Based on the limited data on appropriate timing of test of cure using NAATs, test of cure should be performed 14 days after treatment in the setting of pharyngeal infections treated with the alternative regimen and 7–14 days after retreatment in the setting of suspected treatment failure.

RESEARCH PRIORITIES

Further research is needed to inform future recommendations for the optimal management of gonorrhea.
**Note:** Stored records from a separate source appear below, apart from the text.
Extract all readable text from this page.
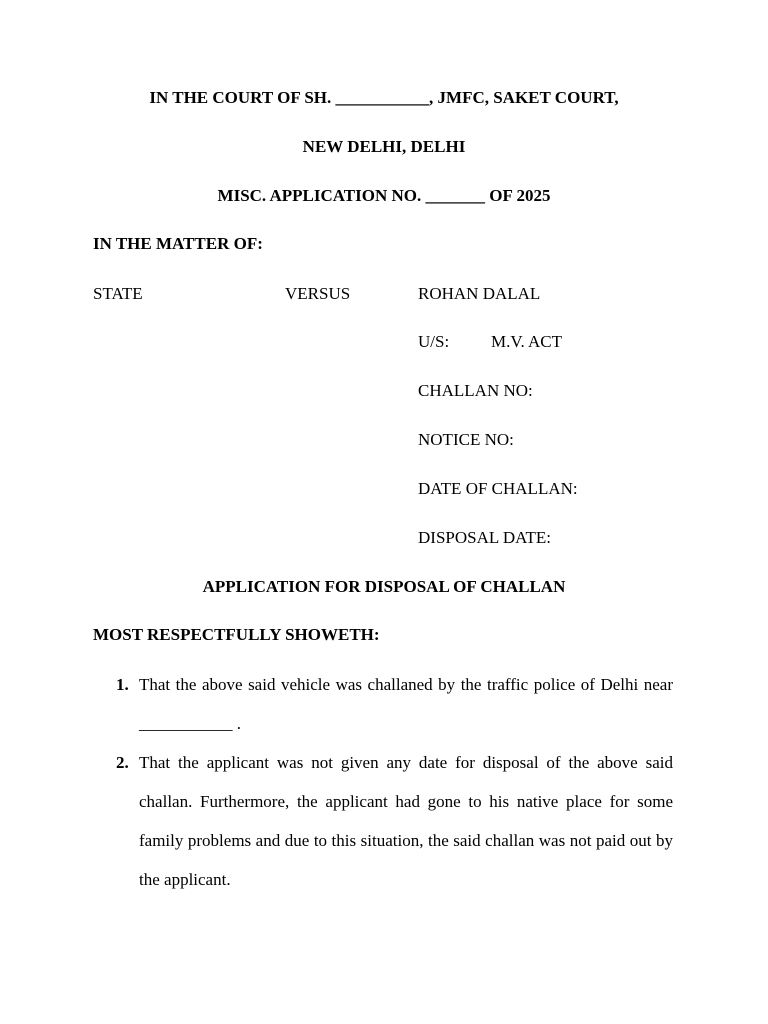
IN THE COURT OF SH. ___________, JMFC, SAKET COURT,
NEW DELHI, DELHI
MISC. APPLICATION NO. _______ OF 2025
IN THE MATTER OF:
STATE	VERSUS	ROHAN DALAL
U/S: M.V. ACT
CHALLAN NO:
NOTICE NO:
DATE OF CHALLAN:
DISPOSAL DATE:
APPLICATION FOR DISPOSAL OF CHALLAN
MOST RESPECTFULLY SHOWETH:
1. That the above said vehicle was challaned by the traffic police of Delhi near ___________ .
2. That the applicant was not given any date for disposal of the above said challan. Furthermore, the applicant had gone to his native place for some family problems and due to this situation, the said challan was not paid out by the applicant.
Research priorities identified at the 2013 meeting included (1) evaluation of novel oral antimicrobials or novel combinations of antimicrobials for treatment of gonorrhea; (2) pharmacokinetic models for ceftriaxone and azithromycin in the treatment of gonorrhea at urethral, cervical, rectal, and pharyngeal sites; and (3) evaluation of transport media for gonococcal culture, to facilitate access to gonococcal culture and antimicrobial susceptibility testing.

SUMMARY

Dual treatment with ceftriaxone 250 mg intramuscularly as a single dose and azithromycin 1 g orally as a single dose is recommended for the treatment of uncomplicated gonorrhea of the urethra, cervix, rectum, or pharynx. For urethral, cervical, and rectal infections, dual treatment with cefixime 400 mg orally as a single dose and azithromycin 1 g orally as a single dose may be used as an alternative regimen when ceftriaxone is not available. Owing to the high prevalence of tetracycline resistance in the United States, doxycycline is no longer recommended as a second antimicrobial in either the first-line or alternative dual treatment regimen. Test of cure will continue to be recommended for persons with pharyngeal infection who receive an alternative treatment regimen, but is no longer recommended for persons with urethral, cervical, or rectal infection who are treated with the alternative regimen. Based on recent data demonstrating the effectiveness of 2 new dual treatment regimens (dual treatment with either gemifloxacin 320 mg orally as a single dose and azithromycin 2 g orally as a single dose, or dual treatment with gentamicin 240 mg intramuscularly as a single dose and azithromycin 2 g orally as a single dose), these regimens may be considered for persons with cephalosporin allergy or for those persons who fail treatment following the recommended regimen. Monotherapy with azithromycin 2 g orally as a single dose is no longer recommended for patients with cephalosporin allergy. Further research to identify new antimicrobials or new combinations of antimicrobials for the treatment of gonorrhea, particularly oral regimens, is urgently needed.

Acknowledgments.

We thank Hunter Handsfield, Ned Hook, Bob Kirkcaldy, Fred Sparling, and Jonathan Zenilman for providing their input on the key questions and their assistance in the development of the treatment guidelines.

Footnotes

Potential conflict of interest. Both authors: No reported conflicts.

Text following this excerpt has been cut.